Önce şu Hadis-i Şerif’i sizlerin dikkatine sunarak sözlerime başlıyorum:
“Sana yapılmasını istemediğin bir şeyi başkasına da yapma.”
Sosyal ilişkilerde, beşeri münasebetlerde huzurun ve güvenli bir toplum olmanın en başta gelen kuralı işte bu sözde saklıdır.
Bir şey yapmadan önce bir kere değil, bin kere düşünmek gerekir.
Bu yaptığım iş doğru mudur? Bu yapacağım işi, söyleyeceğim sözü bir başkası benim için yapsa, ya da bana söylese “acaba ben ne hissederdim?”
İşte bu soru ile ve bu sorunun etrafında hareket ederek sosyal ve beşeri ilişkilerimizi tanzim etmeliyiz.
Bu soru bize her daim ışık tutmalı ve son yıllarda hayatımızda çok ağırlıklı yer tutan sosyal medyada da gerçekten bu hususta dikkatli olmalıyız.
Sosyal medyada paylaştığımız her yazı, her söz, her fikir acaba nasıl bir tesir meydana getirecek? Bunu düşünmeliyiz.
Hz.
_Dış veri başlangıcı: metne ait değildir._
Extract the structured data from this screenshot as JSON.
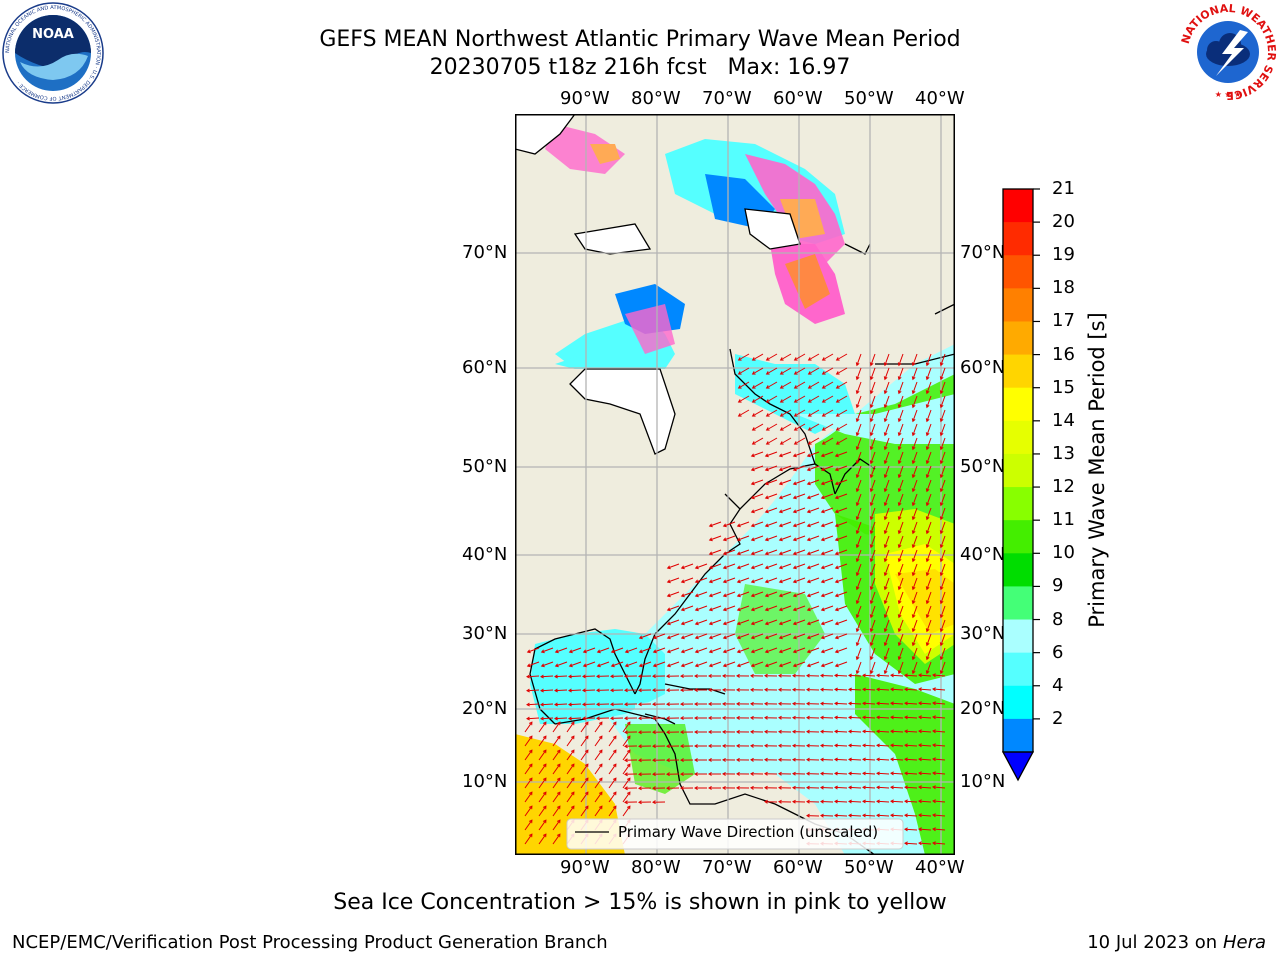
{
  "header": {
    "title_line1": "GEFS MEAN Northwest Atlantic Primary Wave Mean Period",
    "title_line2": "20230705 t18z 216h fcst   Max: 16.97"
  },
  "logos": {
    "left": {
      "name": "NOAA",
      "ring_text": "NATIONAL OCEANIC AND ATMOSPHERIC ADMINISTRATION · U.S. DEPARTMENT OF COMMERCE",
      "center_text": "NOAA"
    },
    "right": {
      "name": "National Weather Service",
      "ring_text": "NATIONAL WEATHER SERVICE"
    }
  },
  "map": {
    "lon_labels": [
      "90°W",
      "80°W",
      "70°W",
      "60°W",
      "50°W",
      "40°W"
    ],
    "lat_labels": [
      "70°N",
      "60°N",
      "50°N",
      "40°N",
      "30°N",
      "20°N",
      "10°N"
    ],
    "legend_label": "Primary Wave Direction (unscaled)",
    "colors": {
      "land": "#efedde",
      "coast": "#000000",
      "arrows": "#e00000",
      "grid": "#b4b4b4"
    }
  },
  "colorbar": {
    "label": "Primary Wave Mean Period [s]",
    "ticks": [
      "21",
      "20",
      "19",
      "18",
      "17",
      "16",
      "15",
      "14",
      "13",
      "12",
      "11",
      "10",
      "9",
      "8",
      "6",
      "4",
      "2"
    ],
    "colors": [
      "#ff0000",
      "#ff2b00",
      "#ff5500",
      "#ff8000",
      "#ffaa00",
      "#ffd500",
      "#ffff00",
      "#e6ff00",
      "#ccff00",
      "#88ff00",
      "#44ee00",
      "#00dd00",
      "#44ff77",
      "#aaffff",
      "#55ffff",
      "#00ffff",
      "#0088ff"
    ],
    "extend_color": "#0000ff"
  },
  "footer": {
    "note": "Sea Ice Concentration > 15% is shown in pink to yellow",
    "org": "NCEP/EMC/Verification Post Processing Product Generation Branch",
    "date": "10 Jul 2023 on ",
    "machine": "Hera"
  }
}
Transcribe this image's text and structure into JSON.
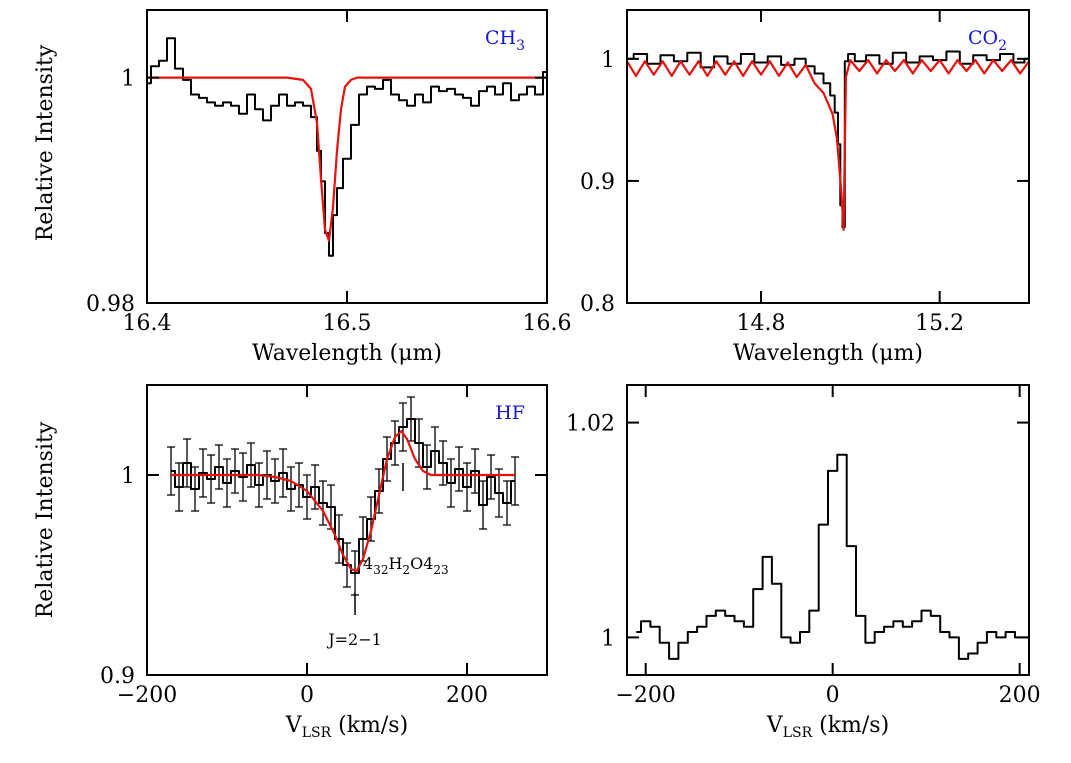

Ali (ra) Efendimiz’in“söylemediğin sözün hakimi, söylediğin sözün mahkumusun” şeklinde veciz ifadesinde dikkat çekilen hususa biz de konumuz açısından dikkat çekiyoruz.
“Sosyal medyada paylaşmadığın bir yazının hakimi, paylaştığın bir yazının mahkumusun.”
Bu gerçekleri bu şekilde net ifade ettikten sonra, aşağıda beş maddede sosyal medyadaki etik dışı hareketleri özetlemek istiyorum.
1-Kişinin hiçbir haberi olmadan rastgele yapılan etiketlemeler, etik dışıdır.
2-Kişin Messenger dedikleri özel mesajına her sabah ya da zaman zaman “merhaba, günaydın ya da el sallama işaretleri göndermeler”, etik dışıdır.
3-Hiç bir tanışıklığı ya da dahli olmadığı halde, başkasının arkadaşının ismini etiketleyerek, açıkça ismini yazarak yapılan yorumlar, etik dışıdır.
4-Üçlü süzgeçten geçirmediği (doğru mu, iyi mi, faydalı mı diye üçlü süzgeçten geçirmediği) boş şeyleri yazmak, etik dışıdır.
5-Empati yapmadan (karşı tarafın psikolojik durumu, iş durumu, şarz durumu, vb gibi hususları düşünmeden) yazılan her şey etik dışıdır.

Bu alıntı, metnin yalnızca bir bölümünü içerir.